La Garantie des Risques Locatifs (GRL) est un dispositif d’assurance unique mis en place après concertation entre les partenaires sociaux d’Action Logement, l’Etat et les assureurs. Elle est ouverte aux bailleurs privés personnes physiques ou SCI entre parents (jusqu’au quatrième degré).
Son but est d’assurer les propriétaires contre les risques locatifs et de permettre à tous les locataires de pouvoir se loger, à deux conditions : que leur loyer mensuel, charges et taxes comprises, ne dépasse pas 50 % de leurs ressources mensuelles, aides personnelles au logement comprises (c’est ce qu’on appelle le taux d’effort) et qu’il n’excède pas 2 000 € par mois.
La GRL permet de garantir les revenus locatifs des bailleurs du parc privé, de faciliter l’accès au locatif du plus grand nombre quelque soit le statut professionnel des locataires qui font souvent l’objet de discriminations parce qu’ils ne peuvent pas présenter des garanties suffisantes pour les bailleurs (salariés 1% logement, salariés titulaires d’un CDI, CDD, jeunes de moins de 30 ans en situation ou recherche d’emploi, demandeurs d’emploi indemnisés, bénéficiaires des minima sociaux, étudiants ou retraités), mais aussi de simplifier les démarches et d’apporter efficacité, sérénité et confiance dans les relations bailleurs-locataires.
Locataire ou propriétaire, chacun y trouve son compte grâce aux nombreux avantages que présente la GRL.
Du côté des locataires, la GRL leur donne accès à un logement choisi même si tous les critères usuels de solvabilité ne sont pas réunis. Elle leur permet d’accéder aux informations et conseils en cas de difficulté, elle les fait bénéficier, en cas d’accident de la vie, d’une analyse sociale suivie d’un plan de remboursement adapté à leur situation, sans exonération du paiement du loyer, et les dispense d’être cautionnés par un tiers.
Du côté des propriétaires, la GRL leur assure la pérennité et la régularité de leurs loyers, et facilite la mise en location de leur bien en assouplissant les critères d’accès en dispensant par exemple le locataire de caution personne physique ou morale.
De plus, la GRL couvre à la fois les loyers impayés (impayé total pendent deux mois consécutifs ou non, impayé partiel au moins égal à un mois de loyer sur une période de douze mois après déduction des aides au logement versées au bailleur, plafonné à 70 000 €), les dégradations locations (coût des travaux de remise en état du logement, plafond d’indemnisation 7 700 € TTC pour le logement loué nu et 3 500 € TTC pour le logement loué meublé), et les frais de contentieux (pour recouvrer l’impayé ou le remboursement des dégradations).

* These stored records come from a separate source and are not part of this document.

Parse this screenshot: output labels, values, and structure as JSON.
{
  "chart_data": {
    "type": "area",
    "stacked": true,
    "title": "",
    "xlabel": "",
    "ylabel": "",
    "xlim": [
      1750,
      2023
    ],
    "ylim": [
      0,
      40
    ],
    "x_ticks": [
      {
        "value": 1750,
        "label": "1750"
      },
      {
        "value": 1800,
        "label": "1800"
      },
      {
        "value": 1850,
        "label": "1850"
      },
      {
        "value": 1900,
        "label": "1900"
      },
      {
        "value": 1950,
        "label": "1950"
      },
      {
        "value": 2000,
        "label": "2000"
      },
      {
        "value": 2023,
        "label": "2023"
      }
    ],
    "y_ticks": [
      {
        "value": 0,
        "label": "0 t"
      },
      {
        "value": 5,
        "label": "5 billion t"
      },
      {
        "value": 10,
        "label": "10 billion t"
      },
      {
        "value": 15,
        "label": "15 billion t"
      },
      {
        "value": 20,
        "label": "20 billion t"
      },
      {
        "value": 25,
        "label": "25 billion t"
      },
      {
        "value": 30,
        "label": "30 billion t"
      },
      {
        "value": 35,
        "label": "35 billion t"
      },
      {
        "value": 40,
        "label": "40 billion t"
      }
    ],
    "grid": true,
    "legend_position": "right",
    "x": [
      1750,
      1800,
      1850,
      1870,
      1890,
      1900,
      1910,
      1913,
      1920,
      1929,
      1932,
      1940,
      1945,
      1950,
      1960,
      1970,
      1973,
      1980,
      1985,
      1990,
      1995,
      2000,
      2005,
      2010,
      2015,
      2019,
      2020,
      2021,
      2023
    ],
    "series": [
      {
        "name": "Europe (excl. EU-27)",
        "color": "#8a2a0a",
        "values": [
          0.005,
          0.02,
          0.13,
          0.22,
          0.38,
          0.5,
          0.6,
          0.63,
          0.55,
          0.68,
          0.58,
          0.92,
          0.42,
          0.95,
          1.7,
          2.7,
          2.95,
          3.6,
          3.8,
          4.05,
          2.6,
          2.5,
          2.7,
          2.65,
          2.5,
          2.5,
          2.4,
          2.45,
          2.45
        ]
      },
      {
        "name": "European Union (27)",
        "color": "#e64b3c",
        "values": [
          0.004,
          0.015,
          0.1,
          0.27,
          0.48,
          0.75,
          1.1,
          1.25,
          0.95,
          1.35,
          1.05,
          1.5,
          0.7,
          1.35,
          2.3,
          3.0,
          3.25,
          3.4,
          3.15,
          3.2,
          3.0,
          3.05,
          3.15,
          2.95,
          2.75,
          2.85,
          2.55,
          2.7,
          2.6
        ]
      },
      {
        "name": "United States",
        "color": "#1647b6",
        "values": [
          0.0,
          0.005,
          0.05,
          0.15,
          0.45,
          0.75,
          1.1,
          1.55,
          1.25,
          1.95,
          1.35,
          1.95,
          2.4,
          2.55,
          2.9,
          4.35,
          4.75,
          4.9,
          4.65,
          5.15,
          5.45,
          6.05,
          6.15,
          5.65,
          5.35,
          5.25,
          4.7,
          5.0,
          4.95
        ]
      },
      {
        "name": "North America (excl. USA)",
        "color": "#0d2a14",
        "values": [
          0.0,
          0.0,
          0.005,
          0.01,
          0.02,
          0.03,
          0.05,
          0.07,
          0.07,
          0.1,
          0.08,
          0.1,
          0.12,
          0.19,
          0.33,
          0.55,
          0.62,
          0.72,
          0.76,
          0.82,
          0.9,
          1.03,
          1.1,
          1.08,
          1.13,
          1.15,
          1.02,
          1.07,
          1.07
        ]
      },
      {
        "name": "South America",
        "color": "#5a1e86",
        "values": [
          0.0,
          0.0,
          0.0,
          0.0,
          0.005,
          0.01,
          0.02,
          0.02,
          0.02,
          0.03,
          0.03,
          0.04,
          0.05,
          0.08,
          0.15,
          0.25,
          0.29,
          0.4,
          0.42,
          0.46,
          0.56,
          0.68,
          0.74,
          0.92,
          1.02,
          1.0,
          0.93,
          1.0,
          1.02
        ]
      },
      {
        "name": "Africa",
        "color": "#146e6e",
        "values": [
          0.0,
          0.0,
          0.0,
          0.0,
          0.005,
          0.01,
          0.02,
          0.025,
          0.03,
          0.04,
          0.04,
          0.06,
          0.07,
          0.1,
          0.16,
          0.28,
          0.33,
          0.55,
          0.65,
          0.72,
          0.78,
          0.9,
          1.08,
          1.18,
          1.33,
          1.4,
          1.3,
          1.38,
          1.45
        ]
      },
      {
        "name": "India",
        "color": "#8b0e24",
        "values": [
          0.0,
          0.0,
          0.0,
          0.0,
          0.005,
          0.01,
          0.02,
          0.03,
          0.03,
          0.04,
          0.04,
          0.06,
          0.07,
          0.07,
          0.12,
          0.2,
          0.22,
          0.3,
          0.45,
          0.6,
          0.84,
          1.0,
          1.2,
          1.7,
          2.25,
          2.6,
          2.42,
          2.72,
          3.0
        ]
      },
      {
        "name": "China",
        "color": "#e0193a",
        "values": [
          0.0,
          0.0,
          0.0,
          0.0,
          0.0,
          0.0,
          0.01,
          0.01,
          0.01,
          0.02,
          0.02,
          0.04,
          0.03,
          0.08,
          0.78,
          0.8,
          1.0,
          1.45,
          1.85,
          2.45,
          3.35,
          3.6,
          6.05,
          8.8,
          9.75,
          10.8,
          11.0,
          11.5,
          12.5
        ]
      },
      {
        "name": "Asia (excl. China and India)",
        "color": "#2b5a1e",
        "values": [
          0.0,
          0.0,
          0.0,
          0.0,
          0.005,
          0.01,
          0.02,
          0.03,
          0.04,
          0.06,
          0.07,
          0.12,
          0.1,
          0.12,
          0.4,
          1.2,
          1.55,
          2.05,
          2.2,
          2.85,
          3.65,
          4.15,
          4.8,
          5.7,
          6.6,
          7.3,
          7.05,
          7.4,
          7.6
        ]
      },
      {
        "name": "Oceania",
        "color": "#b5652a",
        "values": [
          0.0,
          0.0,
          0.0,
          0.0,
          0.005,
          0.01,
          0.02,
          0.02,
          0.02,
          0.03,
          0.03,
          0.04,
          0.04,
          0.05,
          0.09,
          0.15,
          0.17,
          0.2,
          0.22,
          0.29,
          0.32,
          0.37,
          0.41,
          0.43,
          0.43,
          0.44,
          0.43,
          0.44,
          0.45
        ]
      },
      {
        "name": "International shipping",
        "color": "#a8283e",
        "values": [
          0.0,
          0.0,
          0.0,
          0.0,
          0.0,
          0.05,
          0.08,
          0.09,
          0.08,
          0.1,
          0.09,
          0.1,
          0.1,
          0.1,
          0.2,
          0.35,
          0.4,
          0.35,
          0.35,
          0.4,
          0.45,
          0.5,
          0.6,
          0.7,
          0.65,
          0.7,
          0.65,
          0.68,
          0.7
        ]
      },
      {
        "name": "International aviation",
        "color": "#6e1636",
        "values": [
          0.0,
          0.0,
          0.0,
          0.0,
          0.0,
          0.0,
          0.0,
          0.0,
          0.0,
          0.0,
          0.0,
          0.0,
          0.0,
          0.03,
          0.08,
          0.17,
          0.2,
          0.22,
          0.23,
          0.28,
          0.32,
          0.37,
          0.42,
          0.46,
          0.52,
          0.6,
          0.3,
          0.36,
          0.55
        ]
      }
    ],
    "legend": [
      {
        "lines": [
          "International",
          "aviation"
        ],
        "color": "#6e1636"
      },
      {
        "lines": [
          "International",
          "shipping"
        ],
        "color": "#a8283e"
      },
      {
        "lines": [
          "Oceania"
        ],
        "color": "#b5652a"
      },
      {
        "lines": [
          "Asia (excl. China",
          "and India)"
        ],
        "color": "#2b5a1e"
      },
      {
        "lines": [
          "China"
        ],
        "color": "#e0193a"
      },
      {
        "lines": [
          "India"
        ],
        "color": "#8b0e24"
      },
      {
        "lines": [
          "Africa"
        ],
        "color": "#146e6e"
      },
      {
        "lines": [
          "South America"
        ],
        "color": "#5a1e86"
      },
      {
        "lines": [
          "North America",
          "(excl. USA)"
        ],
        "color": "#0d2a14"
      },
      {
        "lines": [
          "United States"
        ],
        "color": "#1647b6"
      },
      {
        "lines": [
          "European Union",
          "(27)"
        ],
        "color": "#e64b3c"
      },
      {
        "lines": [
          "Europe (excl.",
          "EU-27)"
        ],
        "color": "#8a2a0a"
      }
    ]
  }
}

En cas d’impayé du locataire la garantie des risques locatifs indemnisera les propriétaires bailleurs intervenant à tout moment pendant la durée du bail. Pendant cette période la situation du locataire sera examinée, afin que sa situation puisse être régularisée, et un suivi social sera mis en place pour les locataires les plus en difficulté. Pour ce faire, des financements du 1% logement et de l’Etat viendront compléter les versements des assurances contre les impayés de loyers, ou les prises en charge directes du risque d’impayé par les bailleurs.
Le propriétaire-bailleur, pour souscrire à la GRL, doit s’adresser à un assureur adhérant au dispositif. La GRL est commercialisée par les assureurs qui signent une convention avec l’Association Pour l’Accès aux Garanties Locatives (l’APAGL). Elle est identifiable par son label apposé sur l’ensemble des documents
d’information des assureurs adhérents. Le tarif est librement fixé par les compagnies d’assurance et le montant de la prime s’avère déductible des revenus fonciers.
La Garantie des Risques Locatifs est une véritable caution publique. D’une part elle favorise l’accès et le maintien dans leur logement locatif des ménages qui font l’objet de discrimination en raison de leurs revenus, en évitant que des garanties supplémentaires, comme des cautions, leur soient réclamées et d’autre part, elle permet de mettre fin à l’inflation des cautions et des garanties. Elle permettra également de mettre un terme à la vacance des logements due à l’inquiétude et la méfiance des propriétaires. A ce titre elle constitue une avancée importante en faveur du droit au logement.